Clique no Windows botão " Iniciar" e selecione "Todos os Programas". Clique em " SQL Server ", clique em " SQL Server Management Studio " para abrir o software.
2

Digite seu nome de usuário e senha na tela de login do servidor SQL para acessar os bancos de dados do servidor. Clique em um banco de dados que você deseja consultar e selecione " New Query " para abrir o editor.
3

Crie uma consulta SQL dinâmico.

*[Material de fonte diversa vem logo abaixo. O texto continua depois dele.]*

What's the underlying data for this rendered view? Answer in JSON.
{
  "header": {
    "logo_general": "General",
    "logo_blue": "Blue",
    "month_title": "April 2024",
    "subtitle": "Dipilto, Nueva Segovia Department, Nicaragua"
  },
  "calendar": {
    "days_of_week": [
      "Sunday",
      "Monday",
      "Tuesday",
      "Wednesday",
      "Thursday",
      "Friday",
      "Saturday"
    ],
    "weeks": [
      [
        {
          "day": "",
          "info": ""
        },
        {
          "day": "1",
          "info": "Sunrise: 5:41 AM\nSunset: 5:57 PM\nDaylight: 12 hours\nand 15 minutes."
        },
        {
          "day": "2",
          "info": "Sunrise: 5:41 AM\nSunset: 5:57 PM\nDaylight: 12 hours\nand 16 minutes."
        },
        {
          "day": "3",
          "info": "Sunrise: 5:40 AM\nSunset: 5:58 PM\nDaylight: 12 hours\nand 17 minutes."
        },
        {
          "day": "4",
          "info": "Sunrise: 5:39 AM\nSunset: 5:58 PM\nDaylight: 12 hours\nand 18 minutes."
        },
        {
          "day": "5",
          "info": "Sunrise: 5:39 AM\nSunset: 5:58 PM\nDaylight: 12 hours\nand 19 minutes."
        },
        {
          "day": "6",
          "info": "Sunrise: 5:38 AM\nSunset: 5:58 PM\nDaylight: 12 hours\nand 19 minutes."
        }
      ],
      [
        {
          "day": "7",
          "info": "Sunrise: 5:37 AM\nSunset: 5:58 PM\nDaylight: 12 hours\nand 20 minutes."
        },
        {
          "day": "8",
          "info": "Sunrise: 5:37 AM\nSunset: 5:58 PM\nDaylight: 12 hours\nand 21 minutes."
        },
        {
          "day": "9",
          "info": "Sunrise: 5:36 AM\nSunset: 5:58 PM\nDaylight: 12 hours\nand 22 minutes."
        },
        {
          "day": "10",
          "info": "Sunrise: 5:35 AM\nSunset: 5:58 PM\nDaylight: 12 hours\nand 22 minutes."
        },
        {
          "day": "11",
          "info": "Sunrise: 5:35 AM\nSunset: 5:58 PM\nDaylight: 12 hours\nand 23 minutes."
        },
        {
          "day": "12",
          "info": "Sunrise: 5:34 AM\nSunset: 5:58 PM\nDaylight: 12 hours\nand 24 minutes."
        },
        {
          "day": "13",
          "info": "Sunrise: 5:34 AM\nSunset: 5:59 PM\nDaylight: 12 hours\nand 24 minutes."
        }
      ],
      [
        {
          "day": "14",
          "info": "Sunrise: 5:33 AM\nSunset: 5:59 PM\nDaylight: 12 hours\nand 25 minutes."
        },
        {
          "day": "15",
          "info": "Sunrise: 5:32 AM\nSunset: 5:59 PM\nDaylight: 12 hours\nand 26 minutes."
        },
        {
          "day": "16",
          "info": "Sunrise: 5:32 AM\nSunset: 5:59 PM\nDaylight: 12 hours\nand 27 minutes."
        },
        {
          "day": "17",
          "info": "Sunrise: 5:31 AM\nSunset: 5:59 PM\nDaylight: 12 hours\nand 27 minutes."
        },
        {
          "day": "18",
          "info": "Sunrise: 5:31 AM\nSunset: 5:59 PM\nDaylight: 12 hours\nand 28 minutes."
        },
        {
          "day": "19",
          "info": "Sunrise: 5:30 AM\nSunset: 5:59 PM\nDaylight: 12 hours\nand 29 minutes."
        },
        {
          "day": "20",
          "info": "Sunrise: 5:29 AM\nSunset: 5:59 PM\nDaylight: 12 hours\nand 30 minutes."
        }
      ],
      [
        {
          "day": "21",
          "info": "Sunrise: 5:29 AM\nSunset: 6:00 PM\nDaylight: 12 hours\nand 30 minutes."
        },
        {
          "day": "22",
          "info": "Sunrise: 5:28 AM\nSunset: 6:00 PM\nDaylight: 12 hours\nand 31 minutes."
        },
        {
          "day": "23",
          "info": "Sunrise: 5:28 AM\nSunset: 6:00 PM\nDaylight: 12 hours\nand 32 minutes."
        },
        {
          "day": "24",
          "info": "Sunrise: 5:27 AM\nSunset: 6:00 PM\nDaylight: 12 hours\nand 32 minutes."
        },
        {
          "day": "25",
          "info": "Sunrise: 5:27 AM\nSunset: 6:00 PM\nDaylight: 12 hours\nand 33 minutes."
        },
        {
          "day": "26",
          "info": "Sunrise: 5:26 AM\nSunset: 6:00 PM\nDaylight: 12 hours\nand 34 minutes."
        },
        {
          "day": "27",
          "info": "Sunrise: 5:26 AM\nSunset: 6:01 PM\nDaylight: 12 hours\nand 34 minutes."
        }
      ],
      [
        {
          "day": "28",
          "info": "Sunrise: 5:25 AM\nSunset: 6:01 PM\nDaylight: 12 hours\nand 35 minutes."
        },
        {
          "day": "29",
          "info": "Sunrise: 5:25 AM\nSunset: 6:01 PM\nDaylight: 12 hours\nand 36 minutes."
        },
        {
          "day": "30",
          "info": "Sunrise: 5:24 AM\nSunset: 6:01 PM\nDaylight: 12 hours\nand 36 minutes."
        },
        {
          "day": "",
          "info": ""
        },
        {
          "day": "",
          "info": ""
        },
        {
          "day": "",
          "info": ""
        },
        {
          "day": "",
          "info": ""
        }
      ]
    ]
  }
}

O código a seguir cria uma consulta dinâmica que contém citações dentro do comunicado:

declare @ consulta como nvarchar ( 500) set @ query = " SELECT nome de clientes onde signupdate = '' 2011/01/01 '' '

neste exemplo, um hacker pode inserir citações na função cláusula "where" , o que provoca erros na sua consulta SQL.
4

Use o procedimento armazenado sp_executesql com o Substituir para evitar a injeção de SQL. Digite o seguinte código no editor :

sp_executesql Replace ( @ query , '\\ '','' '')

O código substitui cada apóstrofo com aspas duplas , o que elimina a possibilidade de injeção de SQL.
5

Pressione a tecla F5 para executar a instrução . O SQL é executado e os resultados da consulta de exibição no painel de resultados.